Survived_Titanic <- df_titanic[(df_titanic$Survived == 1)]
NoSurvived_Titanic <- df_titanic[(df_titanic$Survived == 0)]
PassengerClassCount1 <- data.frame(count(Survived_Titanic, "Class"))
PassengerClassCount1 <- na.omit(PassengerClassCount1[order(agecount$freq,decreasing = TRUE),])
PassengerClassCount0 <- data.frame(count(NoSurvived_Titanic, "Class"))
PassengerClassCount0 <- na.omit(PassengerClassCount0[order(agecount$freq,decreasing = TRUE),])

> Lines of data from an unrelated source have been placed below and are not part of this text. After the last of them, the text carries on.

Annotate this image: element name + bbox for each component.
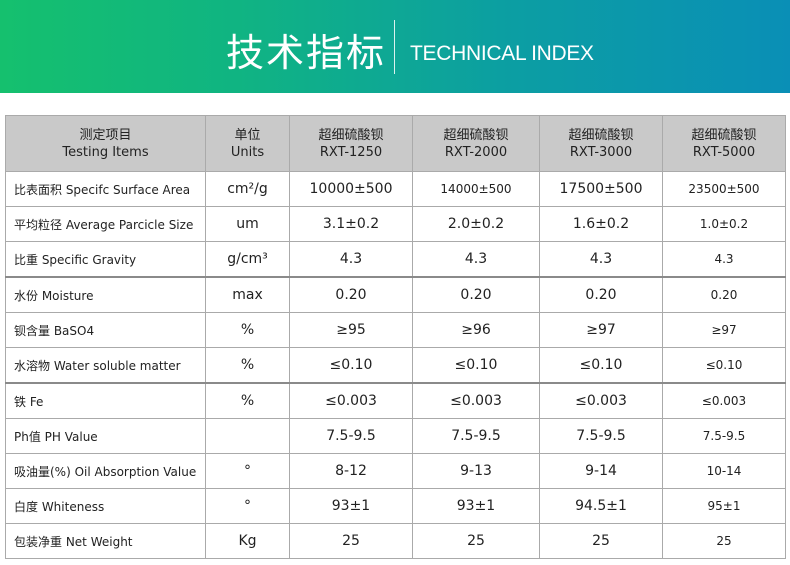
cell-value: ≤0.003 — [662, 382, 786, 419]
table-header-row: 测定项目 Testing Items 单位 Units 超细硫酸钡 RXT-1250 … — [5, 115, 786, 172]
title-divider — [394, 20, 395, 74]
cell-value: 95±1 — [662, 488, 786, 524]
cell-value: 10000±500 — [289, 171, 413, 207]
cell-value: ≥97 — [662, 312, 786, 348]
cell-value: 7.5-9.5 — [539, 418, 663, 454]
cell-value: ≤0.003 — [289, 382, 413, 419]
cell-value: ≤0.10 — [662, 347, 786, 384]
cell-value: 25 — [289, 523, 413, 559]
cell-value: 7.5-9.5 — [289, 418, 413, 454]
cell-testing-item: Ph值 PH Value — [5, 418, 206, 454]
cell-value: 7.5-9.5 — [412, 418, 540, 454]
cell-value: 7.5-9.5 — [662, 418, 786, 454]
cell-unit: ° — [205, 488, 290, 524]
cell-unit: % — [205, 347, 290, 384]
header-testing-items: 测定项目 Testing Items — [5, 115, 206, 172]
cell-testing-item: 铁 Fe — [5, 382, 206, 419]
cell-value: ≤0.003 — [539, 382, 663, 419]
cell-value: ≥96 — [412, 312, 540, 348]
table-row: 铁 Fe% ≤0.003 ≤0.003 ≤0.003 ≤0.003 — [5, 382, 786, 419]
cell-testing-item: 比重 Specific Gravity — [5, 241, 206, 278]
cell-value: 1.6±0.2 — [539, 206, 663, 242]
cell-value: 0.20 — [289, 276, 413, 313]
cell-value: 25 — [412, 523, 540, 559]
cell-value: 14000±500 — [412, 171, 540, 207]
cell-value: 9-14 — [539, 453, 663, 489]
cell-value: ≥95 — [289, 312, 413, 348]
cell-testing-item: 包装净重 Net Weight — [5, 523, 206, 559]
header-rxt-2000: 超细硫酸钡 RXT-2000 — [412, 115, 540, 172]
cell-value: ≤0.10 — [539, 347, 663, 384]
table-row: 包装净重 Net Weight Kg 25 25 25 25 — [5, 523, 786, 559]
cell-value: 25 — [662, 523, 786, 559]
cell-value: 4.3 — [662, 241, 786, 278]
cell-value: 8-12 — [289, 453, 413, 489]
cell-value: 4.3 — [289, 241, 413, 278]
cell-unit — [205, 418, 290, 454]
cell-value: 10-14 — [662, 453, 786, 489]
header-rxt-5000: 超细硫酸钡 RXT-5000 — [662, 115, 786, 172]
cell-value: 0.20 — [662, 276, 786, 313]
cell-testing-item: 钡含量 BaSO4 — [5, 312, 206, 348]
cell-unit: um — [205, 206, 290, 242]
cell-value: 25 — [539, 523, 663, 559]
cell-value: 3.1±0.2 — [289, 206, 413, 242]
cell-value: 94.5±1 — [539, 488, 663, 524]
title-english: TECHNICAL INDEX — [410, 42, 594, 65]
cell-value: 23500±500 — [662, 171, 786, 207]
table-row: 比表面积 Specifc Surface Area cm²/g 10000±500 1… — [5, 171, 786, 207]
cell-testing-item: 水溶物 Water soluble matter — [5, 347, 206, 384]
cell-unit: max — [205, 276, 290, 313]
table-row: 白度 Whiteness ° 93±1 93±1 94.5±1 95±1 — [5, 488, 786, 524]
cell-testing-item: 平均粒径 Average Parcicle Size — [5, 206, 206, 242]
cell-value: 9-13 — [412, 453, 540, 489]
cell-testing-item: 水份 Moisture — [5, 276, 206, 313]
header-banner: 技术指标 TECHNICAL INDEX — [0, 0, 790, 93]
cell-value: 0.20 — [539, 276, 663, 313]
header-units: 单位 Units — [205, 115, 290, 172]
cell-value: 17500±500 — [539, 171, 663, 207]
cell-value: ≤0.10 — [289, 347, 413, 384]
header-rxt-3000: 超细硫酸钡 RXT-3000 — [539, 115, 663, 172]
cell-value: ≥97 — [539, 312, 663, 348]
cell-unit: ° — [205, 453, 290, 489]
table-row: 水溶物 Water soluble matter% ≤0.10 ≤0.10 ≤0.10… — [5, 347, 786, 384]
cell-testing-item: 比表面积 Specifc Surface Area — [5, 171, 206, 207]
cell-unit: g/cm³ — [205, 241, 290, 278]
cell-value: 4.3 — [539, 241, 663, 278]
title-chinese: 技术指标 — [226, 31, 387, 75]
cell-value: ≤0.10 — [412, 347, 540, 384]
cell-value: 2.0±0.2 — [412, 206, 540, 242]
cell-value: 93±1 — [412, 488, 540, 524]
cell-testing-item: 吸油量(%) Oil Absorption Value — [5, 453, 206, 489]
cell-value: 4.3 — [412, 241, 540, 278]
cell-value: 0.20 — [412, 276, 540, 313]
cell-value: 1.0±0.2 — [662, 206, 786, 242]
table-row: 比重 Specific Gravity g/cm³ 4.3 4.3 4.3 4.3 — [5, 241, 786, 278]
table-row: 钡含量 BaSO4% ≥95 ≥96 ≥97 ≥97 — [5, 312, 786, 348]
cell-value: 93±1 — [289, 488, 413, 524]
cell-unit: cm²/g — [205, 171, 290, 207]
table-row: Ph值 PH Value 7.5-9.5 7.5-9.5 7.5-9.5 7.5-9.5 — [5, 418, 786, 454]
cell-unit: % — [205, 312, 290, 348]
cell-unit: % — [205, 382, 290, 419]
cell-value: ≤0.003 — [412, 382, 540, 419]
table-row: 平均粒径 Average Parcicle Size um 3.1±0.2 2.0±0… — [5, 206, 786, 242]
header-rxt-1250: 超细硫酸钡 RXT-1250 — [289, 115, 413, 172]
technical-index-table: 测定项目 Testing Items 单位 Units 超细硫酸钡 RXT-1250 … — [5, 115, 786, 559]
table-row: 吸油量(%) Oil Absorption Value ° 8-12 9-13 9-14… — [5, 453, 786, 489]
table-row: 水份 Moisture max 0.20 0.20 0.20 0.20 — [5, 276, 786, 313]
cell-unit: Kg — [205, 523, 290, 559]
cell-testing-item: 白度 Whiteness — [5, 488, 206, 524]
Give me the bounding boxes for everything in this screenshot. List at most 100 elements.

#convert passenger ID to character value
df_titanic$PassengerId <- as.character(df_titanic$PassengerId)
#survived
plot1 <- ggplot(PassengerClassCount1, aes(x=Class, y=freq, fill = freq)) +
geom_bar(stat="identity") +
labs(title="Survived") +
theme(plot.title = element_text(hjust = 0.5)) +
scale_fill_gradient2(low = "#3d7185", mid = "#dbba2f", high = "#b52618",
midpoint = 120)
#did not survive
plot0 <- ggplot(PassengerClassCount0, aes(x=Class, y=freq, fill = freq)) +
geom_bar(stat="identity") +
labs(title="Did not Survive") +
theme(plot.title = element_text(hjust = 0.5)) +
scale_fill_gradient2(low = "#3d7185", mid = "#dbba2f", high = "#b52618",
midpoint = 120)
grid.arrange(plot0, plot1, ncol=2)
Comparative Survival Rates by Class
plot_ly( hole=0.75 ) %>%
layout(title="Survival Rate by Class") %>%
add_pie(df_titanic[df_titanic$Class == "First Class",],
df_titanic[df_titanic$Class == "First Class",Survived_Iceberg],
df_titanic[df_titanic$Class == "First Class",PassengerId],
textposition="inside",
marker = list(colors = c("#3d7185","#b52618")),
hovertemplate = "Class:First Class<br>Percent:%{percent}<br>Passenger Count:
%{value}<extra>/</extra>") %>%
add_pie(df_titanic[df_titanic$Class == "Second Class",],
df_titanic[df_titanic$Class == "Second Class",Survived_Iceberg],
df_titanic[df_titanic$Class == "Second Class",PassengerId],
textposition="inside",
hovertemplate = "Class:Second Class<br>Percent:%{percent}<br>Passenger Count:
%{value}<extra>/</extra>",
domain = list(
x = c(0.16,0.84),
y = c(0.16,0.84)
)) %>%
add_pie(df_titanic[df_titanic$Class == "Third Class",],
df_titanic[df_titanic$Class == "Third Class",Survived_Iceberg],
df_titanic[df_titanic$Class == "Third Class",PassengerId],
textposition="inside",
hovertemplate = "Class:Third Class<br>Percent:%{percent}<br>Passenger Count:
%{value}<extra>/</extra>",
domain = list(
x = c(0.27,0.73),
y = c(0.27,0.73)
))
The trellis representation factors impacting survival shows us more depth. Here we can examine the role each of the factors plays in survival. The most obvious call out here is the Third class male plot. We can see in that plot that survival is proportionately the lowest of the six plots for this group. We can also determine that females had a better rate of survival than males in the second class.
new_df_titanic %>%
ggplot(aes(x = Age, fill = Survived_Iceberg)) +
geom_histogram(bins=30) +
facet_wrap(~Sex + Class) +
scale_fill_manual(values = c("Survived" = "#3d7185",
"Did not Survive" = "#b52618")) +
labs(title = "Survival by Age, Sex and Passenger Class", x = "Passenger Count", y = "Age")
## {-}
We can conclude from the visualizations above that Age, Sex, and Class all played significant roles in survival aboard the Titanic. Aligning with the movie depiction, women (mothers) and children must have been loaded into the life boats to safety first as they have a high survival rate. Following this, it seems the next groups of passengers to board the life boats to safety were the upper class passengers. We can determine that First Class passengers had a higher chance of survival as opposed to second and third class passengers aboard the Titanic. Based on our findings, we can see that third class males fared the least well in this disasterous event.